GVC decentres the analysis of IB on companies and what companies do themselves. GVC is instead interested in relations of power and control up and down industries. These relations are recast not in terms of ownership but in terms of governance, and there are several forms of governance developed here.
GVC also offers policy action and especially through notions of economic and social upgrading.
- Global Production Networks
The other main network/chain approach is Global Production Networks, developed by economic geographers, notably out of the University of Manchester. Just like the GVC approach the conceptual focus of GPN is on the spatial and institutional relationships between production, exchange, distribution and consumption. It recognises that the way global production is being organised and reorganised is extending across all sorts of countries, producing lots of small components and organised in complex ways.
It is also based on an explicit recognition of the fluidity and changeability of those relationships. As Coe, Dicken and Hess note:
“Production networks are inherently dynamic; they are always, by definition, in a process of flux—in the process of becoming—both organizationally and geographically. The spatio-temporality of production networks, therefore, is highly variable and contingent. As Hudson (2004, p. 462) points out, ‘[…] economic processes must be conceptualized in terms of a complex circuitry with a multiplicity of linkages and feedback loops rather than just “simple” circuits or, even worse, linear flows’. Some networks are long-lived, others are more ephemeral; some are geographically extensive, others are more geographically localized. None remain completely unchanged for very long.” (‘GPN – realising the potential’, Journal of Economic Geography, p 271, 2008)

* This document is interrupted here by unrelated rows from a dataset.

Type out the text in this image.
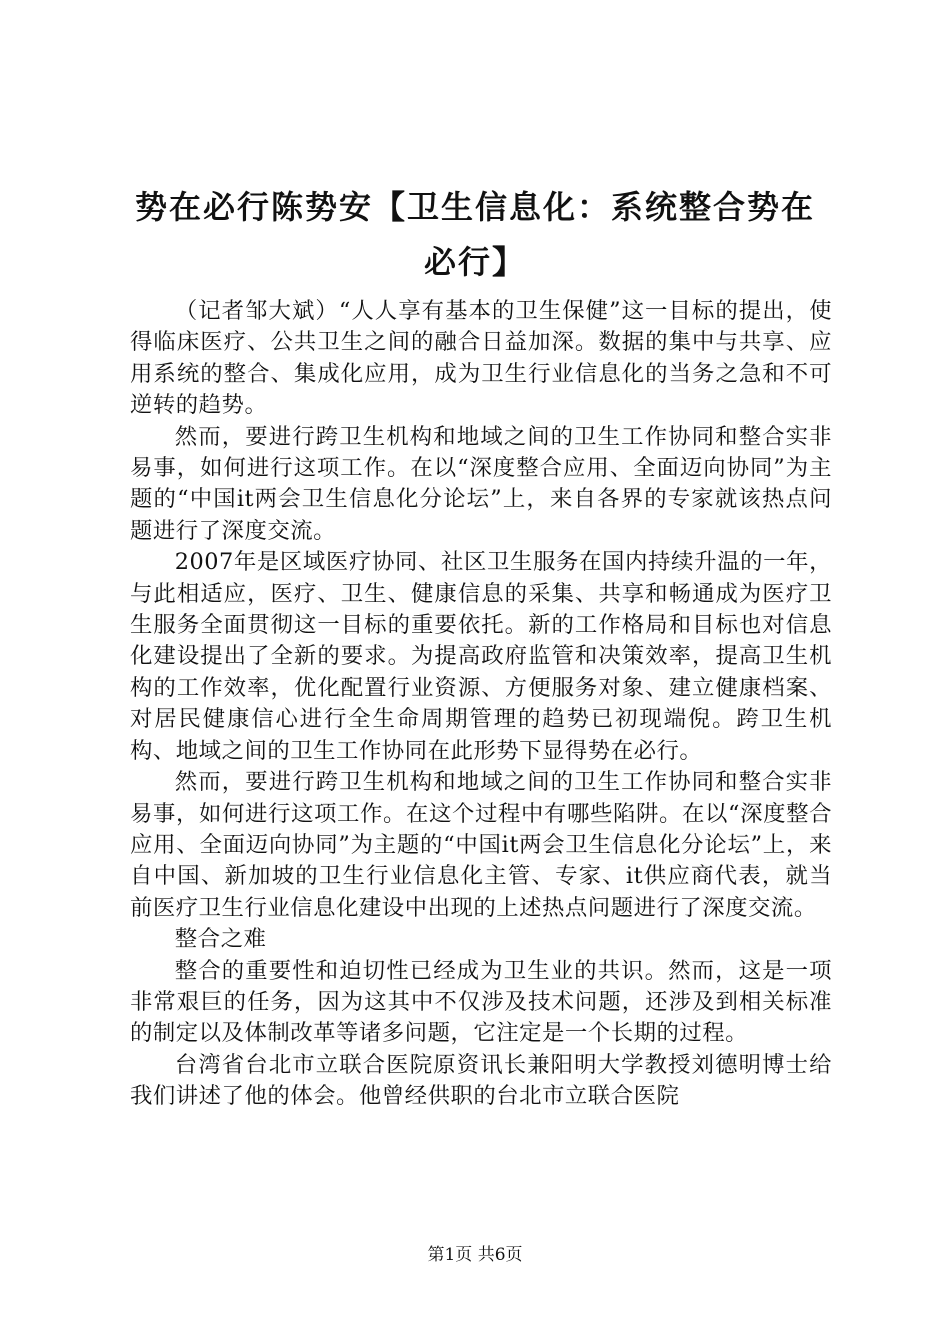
势在必行陈势安【卫生信息化：系统整合势在
必行】

（记者邹大斌）“人人享有基本的卫生保健”这一目标的提出，使得临床医疗、公共卫生之间的融合日益加深。数据的集中与共享、应用系统的整合、集成化应用，成为卫生行业信息化的当务之急和不可逆转的趋势。

然而，要进行跨卫生机构和地域之间的卫生工作协同和整合实非易事，如何进行这项工作。在以“深度整合应用、全面迈向协同”为主题的“中国it两会卫生信息化分论坛”上，来自各界的专家就该热点问题进行了深度交流。

2007年是区域医疗协同、社区卫生服务在国内持续升温的一年，与此相适应，医疗、卫生、健康信息的采集、共享和畅通成为医疗卫生服务全面贯彻这一目标的重要依托。新的工作格局和目标也对信息化建设提出了全新的要求。为提高政府监管和决策效率，提高卫生机构的工作效率，优化配置行业资源、方便服务对象、建立健康档案、对居民健康信心进行全生命周期管理的趋势已初现端倪。跨卫生机构、地域之间的卫生工作协同在此形势下显得势在必行。

然而，要进行跨卫生机构和地域之间的卫生工作协同和整合实非易事，如何进行这项工作。在这个过程中有哪些陷阱。在以“深度整合应用、全面迈向协同”为主题的“中国it两会卫生信息化分论坛”上，来自中国、新加坡的卫生行业信息化主管、专家、it供应商代表，就当前医疗卫生行业信息化建设中出现的上述热点问题进行了深度交流。

整合之难

整合的重要性和迫切性已经成为卫生业的共识。然而，这是一项非常艰巨的任务，因为这其中不仅涉及技术问题，还涉及到相关标准的制定以及体制改革等诸多问题，它注定是一个长期的过程。

台湾省台北市立联合医院原资讯长兼阳明大学教授刘德明博士给我们讲述了他的体会。他曾经供职的台北市立联合医院

第1页 共6页
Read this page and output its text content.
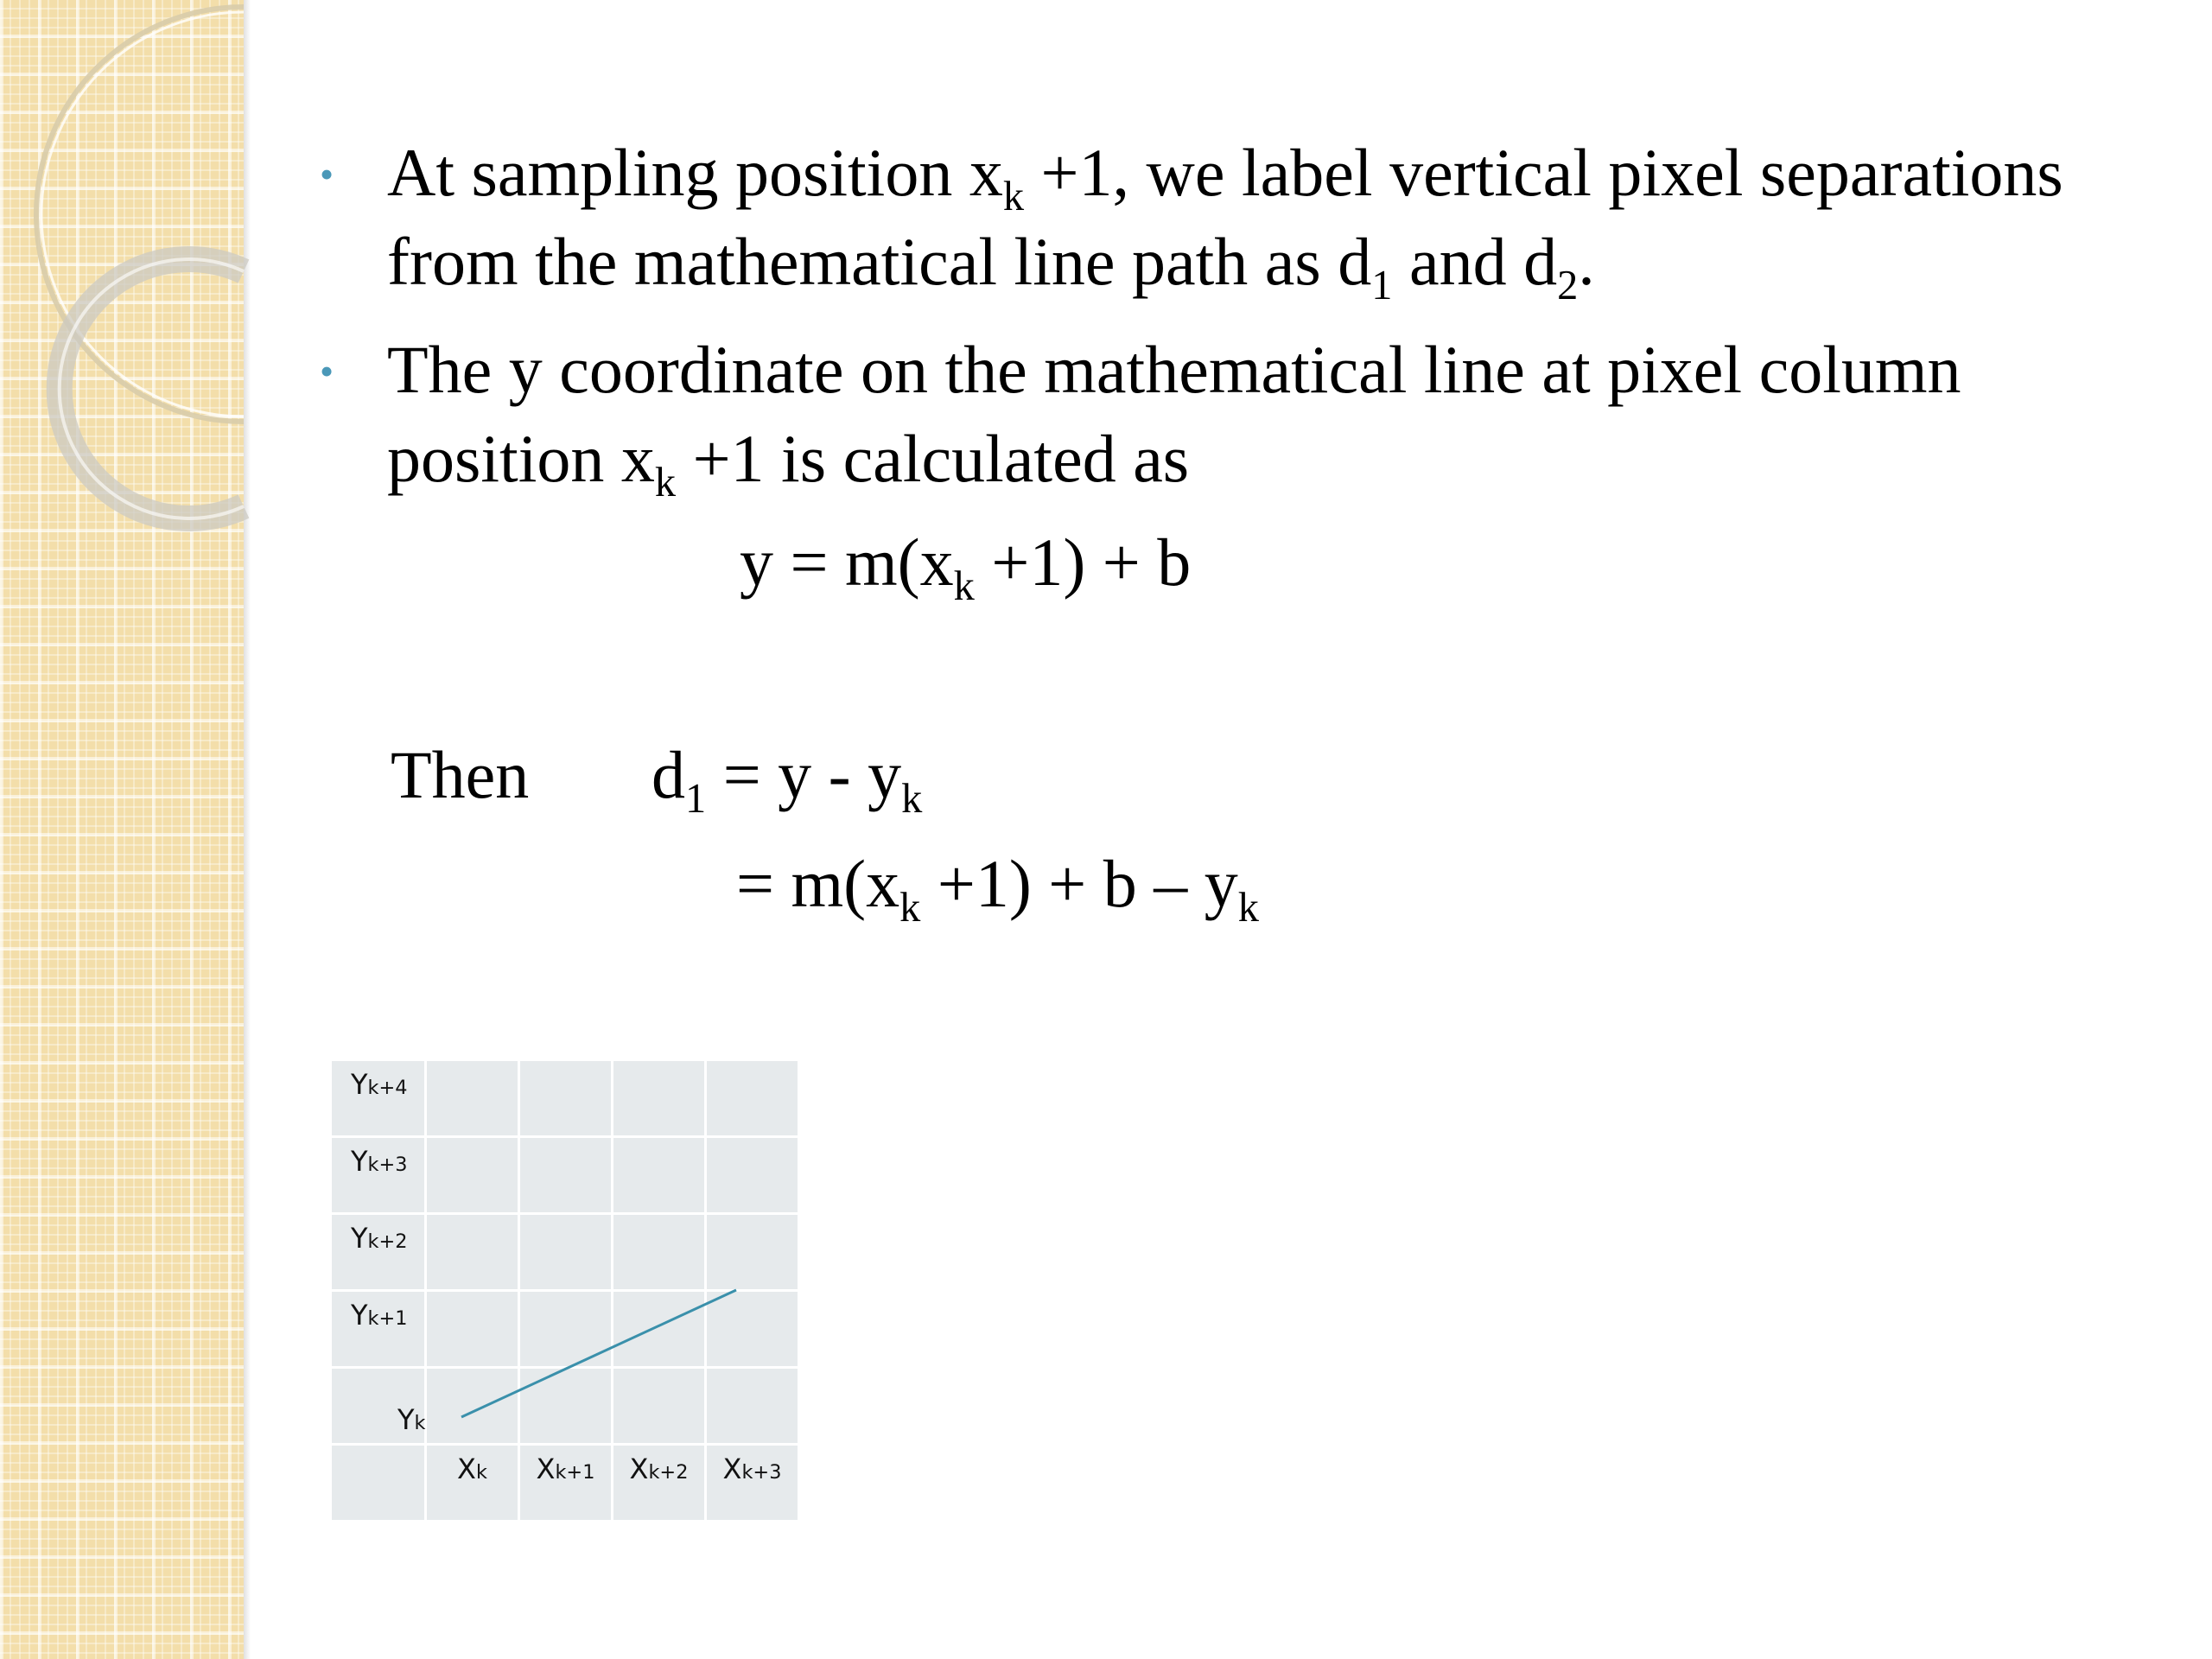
• At sampling position $x_k +1$, we label vertical pixel separations from the mathematical line path as $d_1$ and $d_2$.
• The y coordinate on the mathematical line at pixel column position $x_k +1$ is calculated as
$y = m(x_k +1) + b$
Then $d_1 = y - y_k$
= $m(x_k +1) + b - y_k$
Yk+4
Yk+3
Yk+2
Yk+1
Yk
Xk Xk+1 Xk+2 Xk+3
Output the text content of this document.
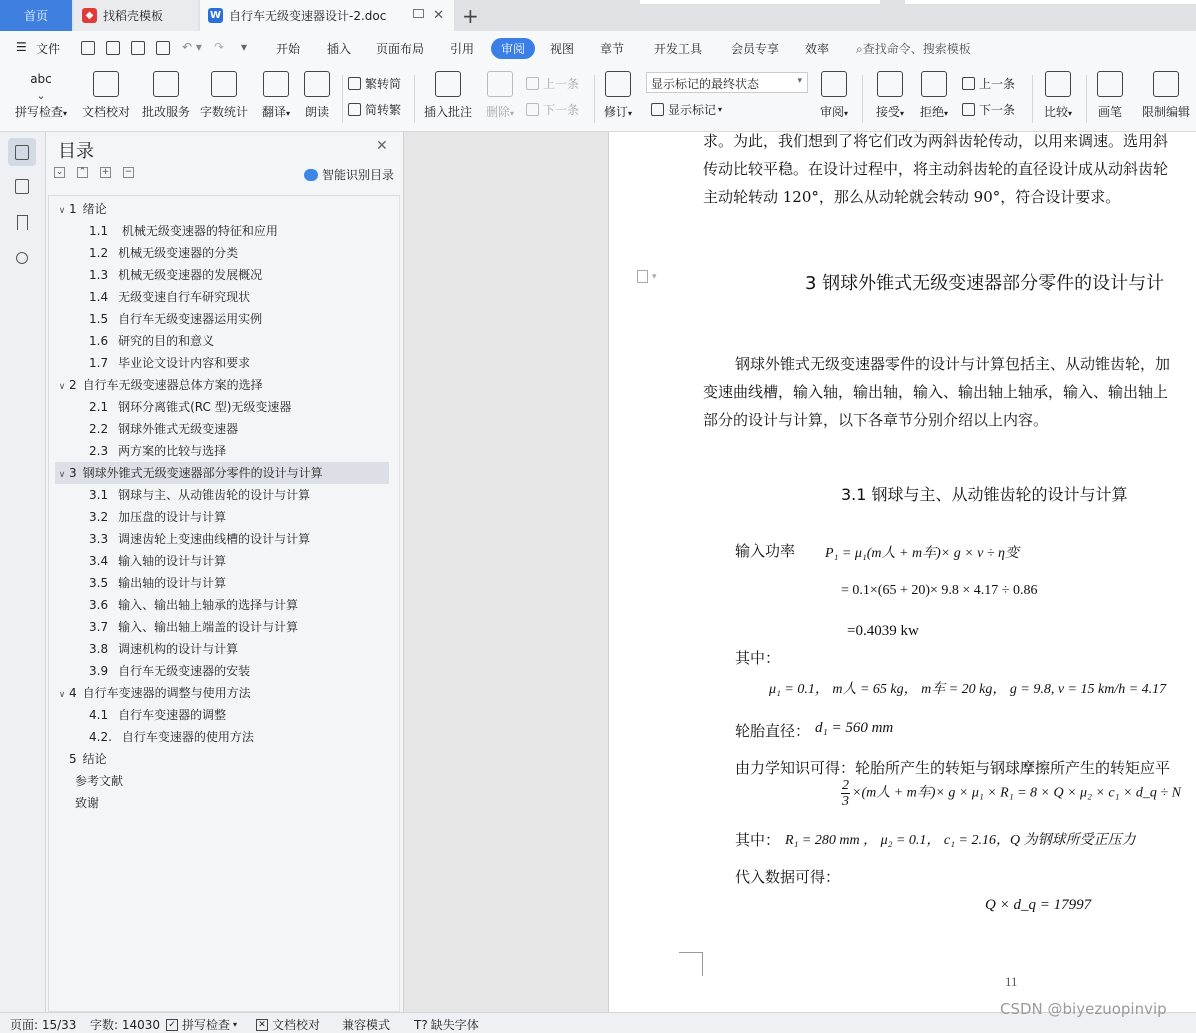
首页	◆ 找稻壳模板	W 自行车无级变速器设计-2.doc	✕ +
☰ 文件	↶ ▾ ↷ ▾ 开始 插入 页面布局 引用	审阅	视图 章节 开发工具 会员专享 效率 ⌕查找命令、搜索模板
abc
⌄
拼写检查▾	文档校对 批改服务 字数统计	翻译▾	朗读
繁转简
简转繁	插入批注	删除▾
上一条
下一条	修订▾
显示标记的最终状态	▾
显示标记 ▾	审阅▾	接受▾	拒绝▾
上一条
下一条	比较▾	画笔	限制编辑
目录	✕
⌄ ⌃ + −	智能识别目录
∨ 1 绪论
1.1 机械无级变速器的特征和应用
1.2 机械无级变速器的分类
1.3 机械无级变速器的发展概况
1.4 无级变速自行车研究现状
1.5 自行车无级变速器运用实例
1.6 研究的目的和意义
1.7 毕业论文设计内容和要求
∨ 2 自行车无级变速器总体方案的选择
2.1 钢环分离锥式(RC 型)无级变速器
2.2 钢球外锥式无级变速器
2.3 两方案的比较与选择
∨ 3 钢球外锥式无级变速器部分零件的设计与计算
3.1 钢球与主、从动锥齿轮的设计与计算
3.2 加压盘的设计与计算
3.3 调速齿轮上变速曲线槽的设计与计算
3.4 输入轴的设计与计算
3.5 输出轴的设计与计算
3.6 输入、输出轴上轴承的选择与计算
3.7 输入、输出轴上端盖的设计与计算
3.8 调速机构的设计与计算
3.9 自行车无级变速器的安装
∨ 4 自行车变速器的调整与使用方法
4.1 自行车变速器的调整
4.2. 自行车变速器的使用方法
5 结论
参考文献
致谢
求。为此，我们想到了将它们改为两斜齿轮传动，以用来调速。选用斜
传动比较平稳。在设计过程中，将主动斜齿轮的直径设计成从动斜齿轮
主动轮转动 120°，那么从动轮就会转动 90°，符合设计要求。
▾	3 钢球外锥式无级变速器部分零件的设计与计
钢球外锥式无级变速器零件的设计与计算包括主、从动锥齿轮，加
变速曲线槽，输入轴，输出轴，输入、输出轴上轴承，输入、输出轴上
部分的设计与计算，以下各章节分别介绍以上内容。
3.1 钢球与主、从动锥齿轮的设计与计算
输入功率 P₁ = μ₁(m人 + m车)× g × v ÷ η变
= 0.1×(65 + 20)× 9.8 × 4.17 ÷ 0.86
=0.4039 kw
其中：
μ₁ = 0.1， m人 = 65 kg， m车 = 20 kg， g = 9.8, v = 15 km/h = 4.17
轮胎直径： d₁ = 560 mm
由力学知识可得：轮胎所产生的转矩与钢球摩擦所产生的转矩应平
$\frac{2}{3} \times(m$人 + m车)× g × μ₁ × R₁ = 8 × Q × μ₂ × c₁ × d_q ÷ N
其中： R₁ = 280 mm ， μ₂ = 0.1， c₁ = 2.16，Q 为钢球所受正压力
代入数据可得：
Q × d_q = 17997
11
页面: 15/33 字数: 14030 ✓ 拼写检查 ▾ ✕ 文档校对 兼容模式 T? 缺失字体
CSDN @biyezuopinvip
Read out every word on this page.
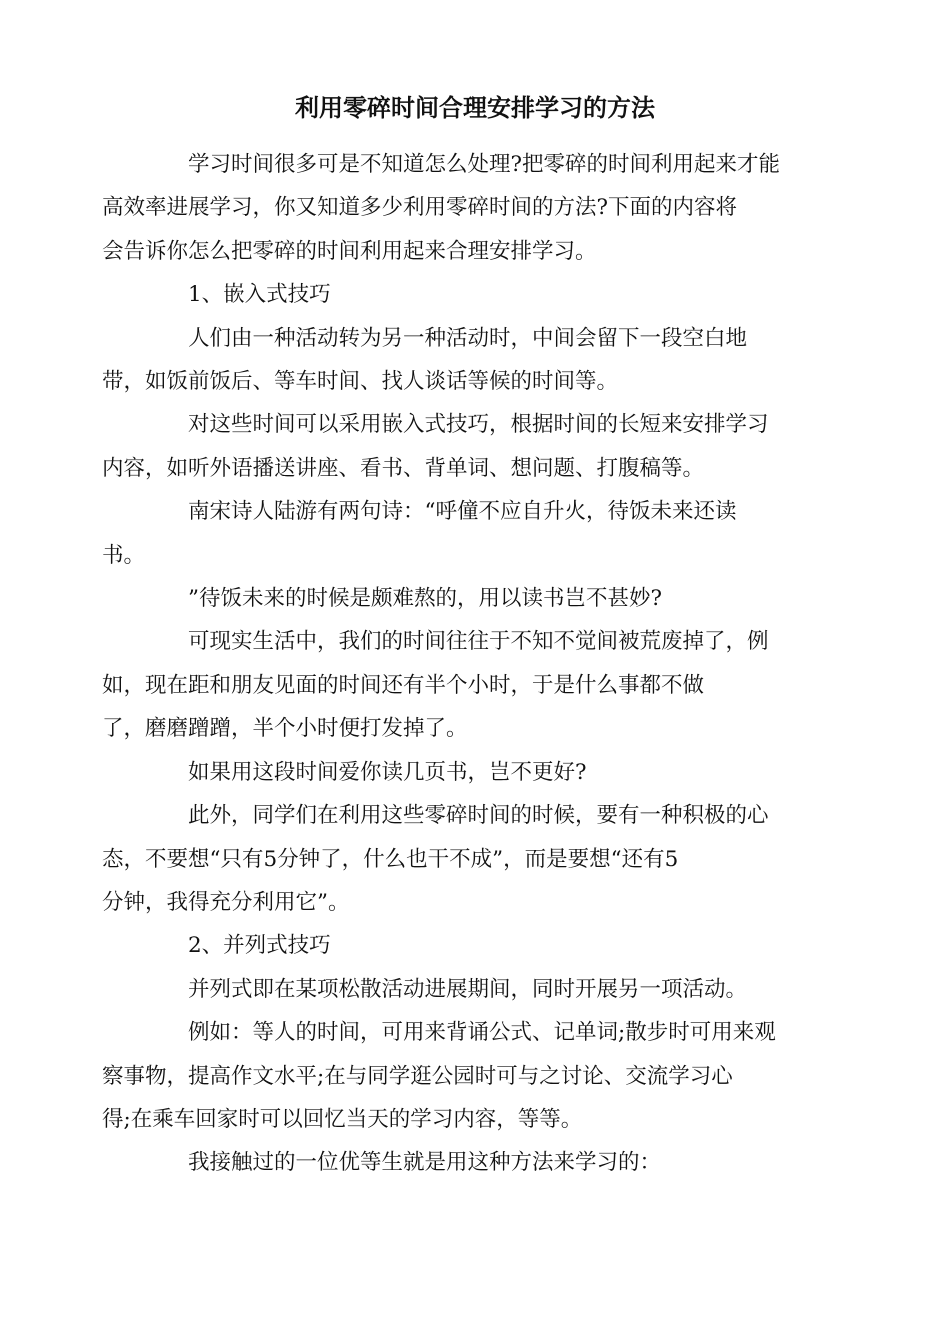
利用零碎时间合理安排学习的方法

学习时间很多可是不知道怎么处理?把零碎的时间利用起来才能
高效率进展学习，你又知道多少利用零碎时间的方法?下面的内容将
会告诉你怎么把零碎的时间利用起来合理安排学习。

1、嵌入式技巧

人们由一种活动转为另一种活动时，中间会留下一段空白地
带，如饭前饭后、等车时间、找人谈话等候的时间等。

对这些时间可以采用嵌入式技巧，根据时间的长短来安排学习
内容，如听外语播送讲座、看书、背单词、想问题、打腹稿等。

南宋诗人陆游有两句诗：“呼僮不应自升火，待饭未来还读
书。

”待饭未来的时候是颇难熬的，用以读书岂不甚妙?

可现实生活中，我们的时间往往于不知不觉间被荒废掉了，例
如，现在距和朋友见面的时间还有半个小时，于是什么事都不做
了，磨磨蹭蹭，半个小时便打发掉了。

如果用这段时间爱你读几页书，岂不更好?

此外，同学们在利用这些零碎时间的时候，要有一种积极的心
态，不要想“只有5分钟了，什么也干不成”，而是要想“还有5
分钟，我得充分利用它”。

2、并列式技巧

并列式即在某项松散活动进展期间，同时开展另一项活动。

例如：等人的时间，可用来背诵公式、记单词;散步时可用来观
察事物，提高作文水平;在与同学逛公园时可与之讨论、交流学习心
得;在乘车回家时可以回忆当天的学习内容，等等。

我接触过的一位优等生就是用这种方法来学习的：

The claim for GPN then is that like GVC it recognises the increasing fluidity and extended nature of global production. It also claims it is more expansive and comprehensive than GVC, because it opens up non-linear, multi-level relations and transactions.
3. The Platform Economy
The final and most recent approach to IB is the Platform Economy concept. It is probably too early to identify a theoretical discourse built around the concept (it’s still a concept in search of a theory). That’s not to say that there is not theoretical development occurring, and in the second instalment of the lectures on international production we noted work in sociology and social theory – Castells, Beck, Hardt and Negri and others.
But within IB, there is recognition that platforms represent a frontier form of business, and that this form is disrupting earlier forms. For instance, a recent Harvard Business Review article has framed the increasing presence of platforms as a frontier business model this way:
“Products produce a single revenue stream, while platforms—which we define as intermediaries that connect two or more distinct groups of users and enable their direct interaction—can generate many. Indeed, a large number of the world’s most valuable companies by market capitalization in 2015 were platform companies, including five of the top 10 (Apple, Microsoft, Google, Amazon, and Facebook). Although some of those companies started with platforms, many started with products: Amazon launched as a retailer in 1994 and six years later introduced Amazon Marketplace; Google began with a search engine in the mid-1990s and then introduced search advertising in 2000; and Apple created the iPod in 2001 but didn’t move toward a platform until it developed the iTunes Store in 2003 and the App Store in 2008.” Zhu and Furr ‘Products to Platforms: Making the Leap’ HBR 2016)
So, we have many of the leading global firms, especially those that produce intangible products or services either based on or transitioning to more platform type business models. The question here is whether this is generalizable to lots of other businesses or specific to a few spectacularly successful firms? But as an expression of intangible capital and the frontiers of IB this is an exciting and important development; one worth thinking about and taking seriously.